Saya bergegas merapikan diri. Terburu-buru dan secepat saya bisa ke rumah duka di sekitar Kemanggisan, Batu Sari. Mengeluarkan motor dari teras. Dan mulai menyusuri jalan dengan segala ingatan yang memang secara alami terulang tentang sosok ‘ayah’.

Banyak hal yang langsung saja saya ingat. Seketika kotak ingatan saya memilih-milih berkas ingatan tentang ayah dalam sekejap. Menjadikan satu bundle ingatan yang siap saya putar dan makin membuat sabtu pagi ini makin melankolis.

Ingatan membawa saya kembali ke masa-masa saya kecil dan tumbuh dengan Ariq. Saya selalu ingat ketika sabtu atau minggu menginap di Batu Sari. Bangun subuh dan sholat berjamaah di masjid.

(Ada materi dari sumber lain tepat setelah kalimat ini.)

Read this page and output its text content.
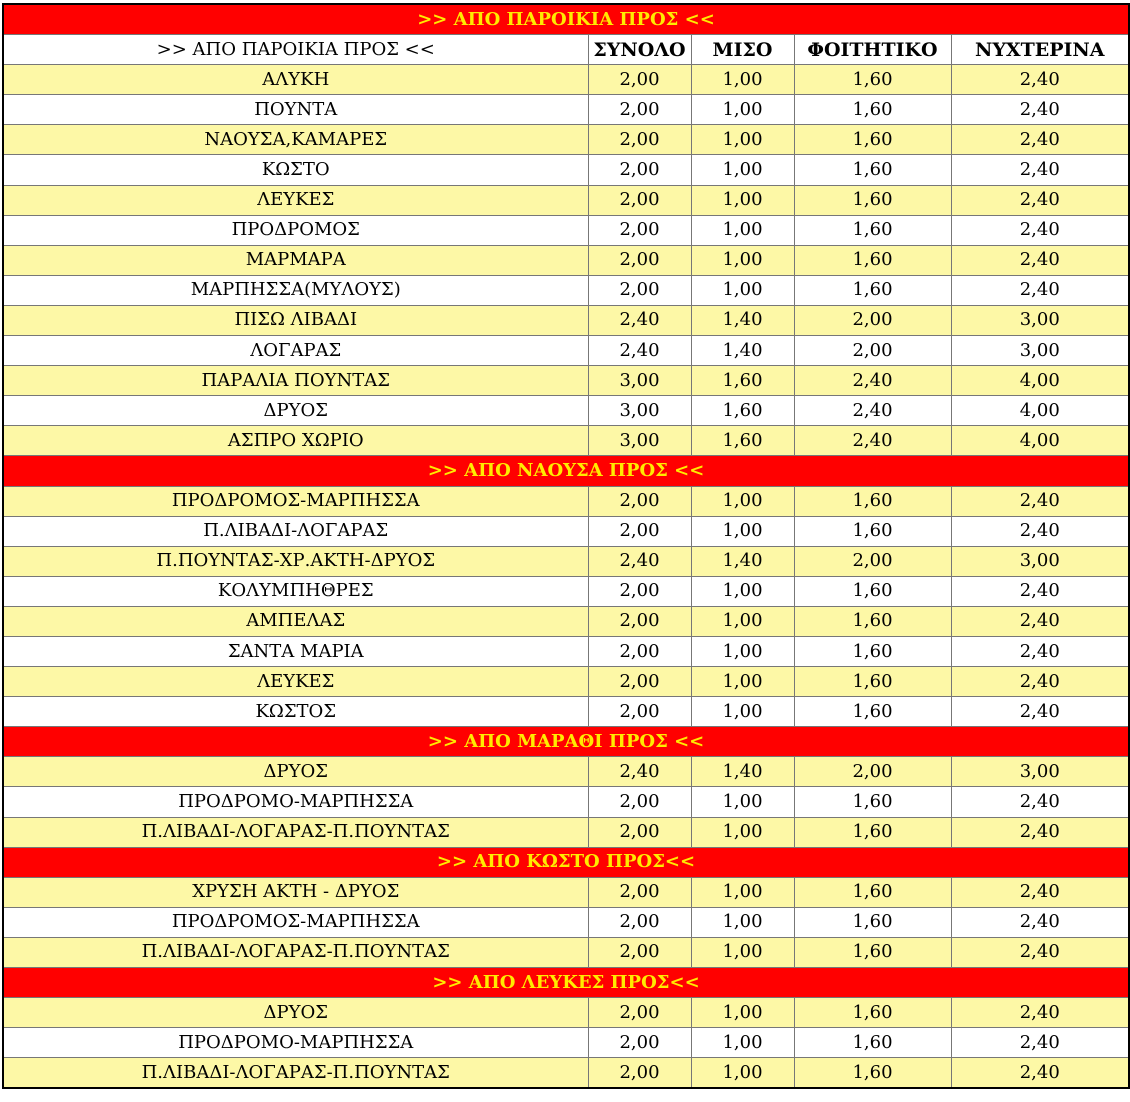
>> ΑΠΟ ΠΑΡΟΙΚΙΑ ΠΡΟΣ <<				
>> ΑΠΟ ΠΑΡΟΙΚΙΑ ΠΡΟΣ <<	ΣΥΝΟΛΟ	ΜΙΣΟ	ΦΟΙΤΗΤΙΚΟ	ΝΥΧΤΕΡΙΝΑ
ΑΛΥΚΗ	2,00	1,00	1,60	2,40
ΠΟΥΝΤΑ	2,00	1,00	1,60	2,40
ΝΑΟΥΣΑ,ΚΑΜΑΡΕΣ	2,00	1,00	1,60	2,40
ΚΩΣΤΟ	2,00	1,00	1,60	2,40
ΛΕΥΚΕΣ	2,00	1,00	1,60	2,40
ΠΡΟΔΡΟΜΟΣ	2,00	1,00	1,60	2,40
ΜΑΡΜΑΡΑ	2,00	1,00	1,60	2,40
ΜΑΡΠΗΣΣΑ(ΜΥΛΟΥΣ)	2,00	1,00	1,60	2,40
ΠΙΣΩ ΛΙΒΑΔΙ	2,40	1,40	2,00	3,00
ΛΟΓΑΡΑΣ	2,40	1,40	2,00	3,00
ΠΑΡΑΛΙΑ ΠΟΥΝΤΑΣ	3,00	1,60	2,40	4,00
ΔΡΥΟΣ	3,00	1,60	2,40	4,00
ΑΣΠΡΟ ΧΩΡΙΟ	3,00	1,60	2,40	4,00
>> ΑΠΟ ΝΑΟΥΣΑ ΠΡΟΣ <<				
ΠΡΟΔΡΟΜΟΣ-ΜΑΡΠΗΣΣΑ	2,00	1,00	1,60	2,40
Π.ΛΙΒΑΔΙ-ΛΟΓΑΡΑΣ	2,00	1,00	1,60	2,40
Π.ΠΟΥΝΤΑΣ-ΧΡ.ΑΚΤΗ-ΔΡΥΟΣ	2,40	1,40	2,00	3,00
ΚΟΛΥΜΠΗΘΡΕΣ	2,00	1,00	1,60	2,40
ΑΜΠΕΛΑΣ	2,00	1,00	1,60	2,40
ΣΑΝΤΑ ΜΑΡΙΑ	2,00	1,00	1,60	2,40
ΛΕΥΚΕΣ	2,00	1,00	1,60	2,40
ΚΩΣΤΟΣ	2,00	1,00	1,60	2,40
>> ΑΠΟ ΜΑΡΑΘΙ ΠΡΟΣ <<				
ΔΡΥΟΣ	2,40	1,40	2,00	3,00
ΠΡΟΔΡΟΜΟ-ΜΑΡΠΗΣΣΑ	2,00	1,00	1,60	2,40
Π.ΛΙΒΑΔΙ-ΛΟΓΑΡΑΣ-Π.ΠΟΥΝΤΑΣ	2,00	1,00	1,60	2,40
>> ΑΠΟ ΚΩΣΤΟ ΠΡΟΣ<<				
ΧΡΥΣΗ ΑΚΤΗ - ΔΡΥΟΣ	2,00	1,00	1,60	2,40
ΠΡΟΔΡΟΜΟΣ-ΜΑΡΠΗΣΣΑ	2,00	1,00	1,60	2,40
Π.ΛΙΒΑΔΙ-ΛΟΓΑΡΑΣ-Π.ΠΟΥΝΤΑΣ	2,00	1,00	1,60	2,40
>> ΑΠΟ ΛΕΥΚΕΣ ΠΡΟΣ<<				
ΔΡΥΟΣ	2,00	1,00	1,60	2,40
ΠΡΟΔΡΟΜΟ-ΜΑΡΠΗΣΣΑ	2,00	1,00	1,60	2,40
Π.ΛΙΒΑΔΙ-ΛΟΓΑΡΑΣ-Π.ΠΟΥΝΤΑΣ	2,00	1,00	1,60	2,40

Saya selalu ingat setelah sholat selesai ayah memakai mikrofon selalu membagikan kabar seputar hari ini. Seperti pewarta radio yang mengabarkan peristiwa yang terjadi hari ini. Lalu ayah menutup siaran dengan kalimat “selamat jalan, selamat jalan” seolah kalimat motivasi bagi siapapun yang hari itu akan memulai hari. Remotivasi bagi mereka yang yang mungkin kehilangan semangat dan melecutnya dengan kalimat sederhana.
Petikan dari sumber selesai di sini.